Wood has been criticized for remaining in an abusive relationship and accused of misrepresenting its dynamics. Even her professional acting roles have been cited as proof of her inherently manipulative, seductive and lying nature.
If a woman must be perfect to be believed, we’re in real trouble. Experts in domestic violence have already reported hundreds of survivors asking to retract their public statements or back out of pending court cases following the treatment of Amber Heard.
It doesn’t take a full-blown celebrity to make us doubt a survivor’s account, especially when the accuser is a young woman taken in by much more subtle predatory behaviors: As I’ve seen firsthand, the type of charm that Depp turned on to woo the internet — and persuade a jury — is used by predatory average Joes every day.
When I first moved to New York, I worked for a man in his mid-40s who surrounded himself with 20-year-old women, including two close friends of mine. He was generous if you granted him access to your personal life: He bought drinks, drugs and meals for broke young women, and hosted epic parties at his apartment. He was witty, charming and made crass sexual jokes that ended with the line, “I’m HR’s worst nightmare.”
I would join my friends in socializing with him outside of work once in a while, but something was deeply off about him. I felt that he was a vampire, fueled by tales of young women’s sexual escapades, heartbreaks and failed dates.
He would shout about how attractive he found us (in front of our coworkers) and the scores of women our age he’d slept with, using his age-appropriate girlfriend as a shield. I made a conscious effort to keep a professional boundary between us, despite his continued efforts to include me in his “harem” — the nickname I gave to his posse.
When I decided to move on from the job and give notice, the first words out of his mouth were, “now I can take naked pictures of you and it’s okay because you won’t be my employee.”
He was an amateur “photographer,” and told me that because I had attended Burning Man, I would surely be comfortable posing nude for him. (I was not.)
Despite having a bad feeling about him from the beginning, I was flattered — or immature enough — to send him a photo of myself in a bikini at his request, so that he could “see how the light hits your body when we shoot together.”
Not long after that text, I told him that I found his behavior inappropriate and cut off all contact.
Even typing these words, there is a part of me that feels shame. To this day, I wonder why 23-year-old Nora sent him that picture.
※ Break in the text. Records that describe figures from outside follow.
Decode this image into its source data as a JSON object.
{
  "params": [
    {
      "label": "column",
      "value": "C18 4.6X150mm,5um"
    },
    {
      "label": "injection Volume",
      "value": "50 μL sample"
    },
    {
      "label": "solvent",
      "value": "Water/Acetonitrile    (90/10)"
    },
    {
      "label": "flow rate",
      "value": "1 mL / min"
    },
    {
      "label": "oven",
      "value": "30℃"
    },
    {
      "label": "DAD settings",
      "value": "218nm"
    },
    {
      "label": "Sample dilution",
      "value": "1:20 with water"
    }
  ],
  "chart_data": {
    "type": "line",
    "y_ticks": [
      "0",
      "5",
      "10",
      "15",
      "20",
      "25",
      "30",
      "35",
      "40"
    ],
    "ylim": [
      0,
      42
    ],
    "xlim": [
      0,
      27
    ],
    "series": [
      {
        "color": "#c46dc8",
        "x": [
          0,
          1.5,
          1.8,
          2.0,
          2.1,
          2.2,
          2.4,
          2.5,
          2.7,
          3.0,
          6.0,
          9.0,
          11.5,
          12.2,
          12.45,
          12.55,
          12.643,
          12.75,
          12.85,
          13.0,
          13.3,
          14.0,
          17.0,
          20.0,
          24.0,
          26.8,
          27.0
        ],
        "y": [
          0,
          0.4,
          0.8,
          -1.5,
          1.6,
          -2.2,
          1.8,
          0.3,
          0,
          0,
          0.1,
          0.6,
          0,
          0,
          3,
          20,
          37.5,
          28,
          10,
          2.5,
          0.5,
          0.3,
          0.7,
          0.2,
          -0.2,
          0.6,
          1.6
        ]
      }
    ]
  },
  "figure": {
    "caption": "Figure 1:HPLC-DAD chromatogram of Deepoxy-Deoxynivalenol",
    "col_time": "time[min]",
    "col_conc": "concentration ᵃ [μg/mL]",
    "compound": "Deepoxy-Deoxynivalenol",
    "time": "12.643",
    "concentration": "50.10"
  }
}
I have not really talked with my two friends who remained in the harem about how their continued friendship and tacit support of this person make me feel. Now, I am certain that conversation will never happen at all.
Despite the numerous instances of sexual harassment that I could have reported to HR, I felt a lingering uncertainty that maybe I was the one at fault. Why would anyone believe me if I had chosen to socialize with him, chosen to send that photo? My friends weren’t bothered by his behavior; why couldn’t I just “be cool” with him?
For years, I believed that my text message had somehow negated all of the harassment that I’d experienced. I know now that isn’t the case, but the toxic delight with which Amber Heard was pulled apart in the public eye makes me certain that I would not have gotten the support I needed to speak out against this far more common type of harassment.
I will not be tuning in to the next trial, nor taking part in the next public mockery of an alleged abuse victim that will surely follow. I wish I could say the same for the rest of the nation.